The thing is, pretty much every modern high level language tends to feel a bit clumsy as a Forth because the emphasis of the execution model is different - under everything with an Algol-like runtime, there's a structured hierarchy of function calls with named parameters describing subprograms. Those are provisions of the compiler that automate a ton of bookkeeping and shape the direction of the code.

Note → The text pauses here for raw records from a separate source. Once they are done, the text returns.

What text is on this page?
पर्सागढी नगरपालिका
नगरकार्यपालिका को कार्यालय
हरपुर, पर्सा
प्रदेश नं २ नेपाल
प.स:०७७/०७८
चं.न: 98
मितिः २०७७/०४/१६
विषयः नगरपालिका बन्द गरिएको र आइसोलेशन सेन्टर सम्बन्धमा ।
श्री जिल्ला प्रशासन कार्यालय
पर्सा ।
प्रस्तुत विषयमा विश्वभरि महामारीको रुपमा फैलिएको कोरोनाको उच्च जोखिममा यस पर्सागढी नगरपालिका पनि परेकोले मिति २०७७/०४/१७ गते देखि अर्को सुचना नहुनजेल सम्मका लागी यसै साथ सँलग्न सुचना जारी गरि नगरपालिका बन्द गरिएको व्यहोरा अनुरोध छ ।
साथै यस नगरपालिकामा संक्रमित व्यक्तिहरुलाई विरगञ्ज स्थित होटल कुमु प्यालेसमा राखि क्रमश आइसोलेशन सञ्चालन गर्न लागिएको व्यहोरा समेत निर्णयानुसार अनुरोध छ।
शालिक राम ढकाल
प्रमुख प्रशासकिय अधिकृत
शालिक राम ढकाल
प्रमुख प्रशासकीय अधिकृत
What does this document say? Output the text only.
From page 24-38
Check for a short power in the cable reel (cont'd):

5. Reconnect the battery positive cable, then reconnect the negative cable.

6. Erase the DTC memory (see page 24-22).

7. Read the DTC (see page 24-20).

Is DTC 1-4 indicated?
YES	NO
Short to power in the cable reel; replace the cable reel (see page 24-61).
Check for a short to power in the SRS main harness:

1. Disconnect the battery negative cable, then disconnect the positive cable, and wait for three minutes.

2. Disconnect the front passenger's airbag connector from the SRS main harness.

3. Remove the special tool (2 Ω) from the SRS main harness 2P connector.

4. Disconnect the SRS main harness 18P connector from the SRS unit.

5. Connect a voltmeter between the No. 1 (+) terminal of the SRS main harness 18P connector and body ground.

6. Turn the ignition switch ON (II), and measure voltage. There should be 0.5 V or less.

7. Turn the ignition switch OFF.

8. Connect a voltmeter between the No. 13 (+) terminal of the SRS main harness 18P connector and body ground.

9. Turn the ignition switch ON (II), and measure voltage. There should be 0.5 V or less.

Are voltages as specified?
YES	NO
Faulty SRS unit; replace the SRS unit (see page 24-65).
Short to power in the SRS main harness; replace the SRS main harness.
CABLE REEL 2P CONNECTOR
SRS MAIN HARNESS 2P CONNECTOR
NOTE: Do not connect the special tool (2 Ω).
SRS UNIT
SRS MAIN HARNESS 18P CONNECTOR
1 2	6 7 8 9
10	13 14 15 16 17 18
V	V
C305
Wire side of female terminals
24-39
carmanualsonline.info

It's easier to see what's going on when starting from the metaphor of a line-number BASIC (as on most 8-bit micros) where program execution is still spatial in nature and there usually aren't function calls and sometimes not even structured loops, so GOTO and global temporaries are used heavily instead. That style of coding maps well to assembly, and the Forth interpreter adds just a bit of glue logic over it.

When I try to understand new systems, now, I will look for the SEE word and use that to tear things down word by word. But I still usually don't need to go down to the assembly(although some systems like GForth do print out an assembly listing if asked about their core wordset).

zck•9mo ago
I understand implementing words as you think they should be. However, you need the core first, and that's where I'm working right now. I'm trying to get the central loop, dictionary, and threading model functional.

Which brings up another complication -- the threading model. There are multiple, of course. But sometimes I want to figure out, for example, what the `w` variable does. Is it different between indirect threading and subroutine threading? Maybe!

anthk•9mo ago
This is fun too

      https://github.com/howerj/subleq/
but you might need to edit subleq.fth and create a new image with some of the constants named opt.* settings set to 1 (enabled) in order to enable do...loop support and such. After you enabled them, try ./sublec ./sublrec.dec < ./sublec.fth > new.dec, wait a lot, and then run ./subleq sublec.dec .

In order to save lots of time, clone the muxleq repo https://github.com/howerj/muxleq , edit muxleq.fth as always, and then run ./muxleq ./muxlec.dec < muxlec.fth > new.dec, and ./muxlec ./new.dec to run the new DEC EForth image.

Is not especially fast but it's a ready to run Forth and the Subleq machine can be compiled even under Windows XP and up with Min-C or any bundled C compiled on GNU/Linux BSD, from cproc to tcc, gcc or clang. If some of your code runs fast under Muxleq+EForth, it will fly under PForth and GForth.

https://minc.commandlinerevolution.nl/english/home.html

The speeds I get under an n270 atom with Muxleq are almost like a Forth machine under a boosted up 8 bit machine, kinda like an 8MHZ z80 with a native Forth, or a very low end M68k machine.

anthk•9mo ago
Well I made a typo in the former comment; in order to run the NEW subleq.fth image, as you might guessed it's './subleq ./new.dec' .

I post this because I can't edit my comment any more.